Mar se quedó en las puertas mientras él me guio hacia lo que alguna vez debió ser la casa del antiguo dueño, ahora poco más que una casucha medio derruida. Las paredes, cubiertas de musgo, parecían a punto de desplomarse, y las ventanas de madera daban más miedo que las puertas de un castillo embrujado. Todo en ese lugar gritaba abandono, salvo unas pequeñas parcelas de tierra donde alguien había cultivado lo mínimo indispensable para no levantar sospechas.
—Adelante, pasa —dijo Pablo, abriendo la puerta con un chirrido que casi me hizo saltar.
El interior olía a humedad y polvo, con una mesa coja, sillas desparejadas y un montón de papeles tirados sin orden ni concierto. Una cafetera vieja descansaba en un rincón, como si fuera el último vestigio de civilización en ese caos.
—Voy a ser sincero contigo —empezó Pablo con un tono serio—. Este lugar ha estado abandonado por años, y lo único que hice fue darle un poco de vida. No era justo que la tierra se quedara ahí sin producir nada, mientras hay gente en el pueblo que necesita trabajar. Nadie ha venido por aquí en mucho tiempo, así que pensé… ¿por qué no aprovechar lo que ya estaba?
—Aprovechar, sí, eso veo —dije, recorriendo con la mirada las paredes a punto de desplomarse—. Pero parece que lo único que has hecho es exprimir lo poco que quedaba sin mover un dedo para mantener el lugar. Este pazo está hecho un desastre, y tú te has estado beneficiando de la tierra sin preocuparte en lo más mínimo por su estado.
Pablo intentó mantener su calma característica, aunque sus ojos reflejaban cierta inquietud. Mientras hablaba, su mirada recorría mis botas verdes con un brillo burlón, como si mis intentos por adaptarme a este entorno le resultaran patéticos.
—Mira, yo no soy rico ni tengo los recursos para arreglar un lugar como este. Lo que hice fue dar trabajo a algunas personas del pueblo, mantener las tierras cultivadas y sacar algo de provecho. ¿No es mejor eso que dejar que todo se pierda?
—Podría ser, si no te estuvieras haciendo pasar por el dueño y cuidabas un poco esta casa —repliqué con frialdad—. Este lugar me pertenece, y no necesito que un aprovechado me diga cómo manejar lo que es mío.

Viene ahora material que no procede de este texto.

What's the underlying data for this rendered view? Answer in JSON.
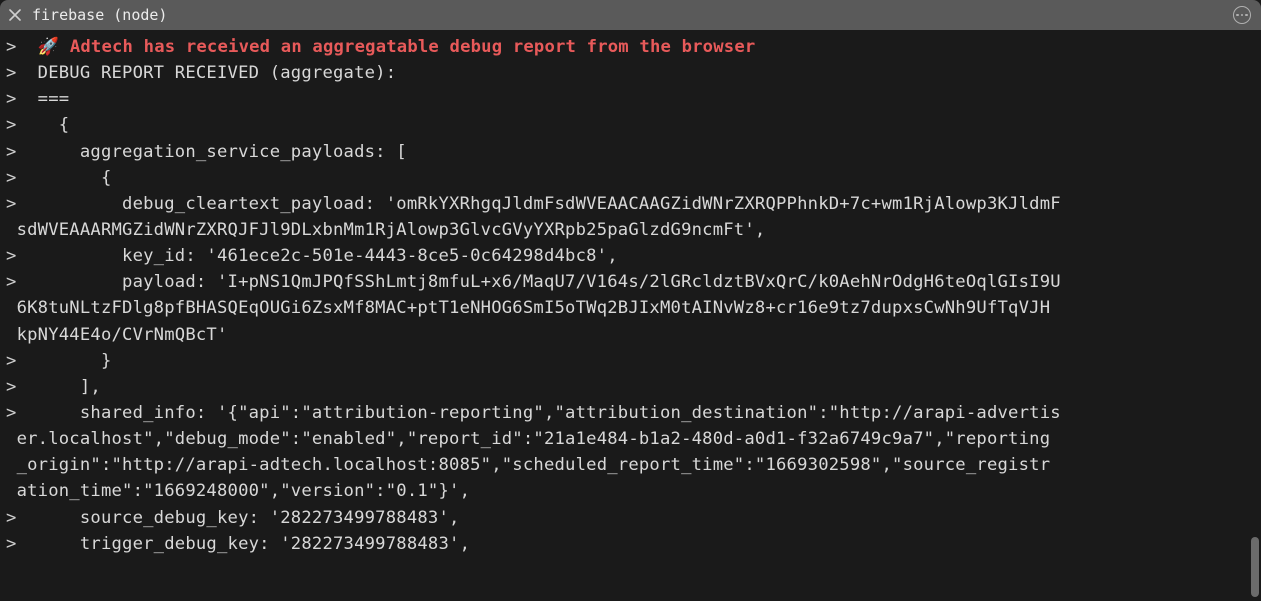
{
  "tab": {
    "title": "firebase (node)",
    "close_icon": "close-icon",
    "more_icon": "more-icon"
  },
  "prompt": ">  ",
  "headline": {
    "emoji": "🚀",
    "text": " Adtech has received an aggregatable debug report from the browser"
  },
  "lines": {
    "l2": "DEBUG REPORT RECEIVED (aggregate):",
    "l3": "===",
    "l4": "  {",
    "l5": "    aggregation_service_payloads: [",
    "l6": "      {",
    "l7a": "        debug_cleartext_payload: 'omRkYXRhgqJldmFsdWVEAACAAGZidWNrZXRQPPhnkD+7c+wm1RjAlowp3KJldmF",
    "l7b": " sdWVEAAARMGZidWNrZXRQJFJl9DLxbnMm1RjAlowp3GlvcGVyYXRpb25paGlzdG9ncmFt',",
    "l8": "        key_id: '461ece2c-501e-4443-8ce5-0c64298d4bc8',",
    "l9a": "        payload: 'I+pNS1QmJPQfSShLmtj8mfuL+x6/MaqU7/V164s/2lGRcldztBVxQrC/k0AehNrOdgH6teOqlGIsI9U",
    "l9b": " 6K8tuNLtzFDlg8pfBHASQEqOUGi6ZsxMf8MAC+ptT1eNHOG6SmI5oTWq2BJIxM0tAINvWz8+cr16e9tz7dupxsCwNh9UfTqVJH",
    "l9c": " kpNY44E4o/CVrNmQBcT'",
    "l10": "      }",
    "l11": "    ],",
    "l12a": "    shared_info: '{\"api\":\"attribution-reporting\",\"attribution_destination\":\"http://arapi-advertis",
    "l12b": " er.localhost\",\"debug_mode\":\"enabled\",\"report_id\":\"21a1e484-b1a2-480d-a0d1-f32a6749c9a7\",\"reporting",
    "l12c": " _origin\":\"http://arapi-adtech.localhost:8085\",\"scheduled_report_time\":\"1669302598\",\"source_registr",
    "l12d": " ation_time\":\"1669248000\",\"version\":\"0.1\"}',",
    "l13": "    source_debug_key: '282273499788483',",
    "l14": "    trigger_debug_key: '282273499788483',"
  }
}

Pablo se acercó a la ventana y miró hacia los campos con expresión pensativa, como si estuviera en un momento dramático de alguna telenovela. Pero no iba a dejar que una pizca de culpa disfrazara el hecho de que se estaba beneficiando a costa mía. Aunque no entendí por que mi padre no hice nada en este lugar, ni siquiera poner un administrador decente.
—Te entiendo, de verdad. Pero piensa en esto: ¿realmente quieres encargarte de un lugar en este estado? Esto no es Madrid, aquí las cosas funcionan de otra manera. Si llegas imponiendo tus derechos, te vas a encontrar con mucha resistencia. No solo hablo por mí, sino por la gente del pueblo que ya se ha acostumbrado a trabajar conmigo.
Este hombre sabía cómo jugar sus cartas, pero yo no estaba para juegos.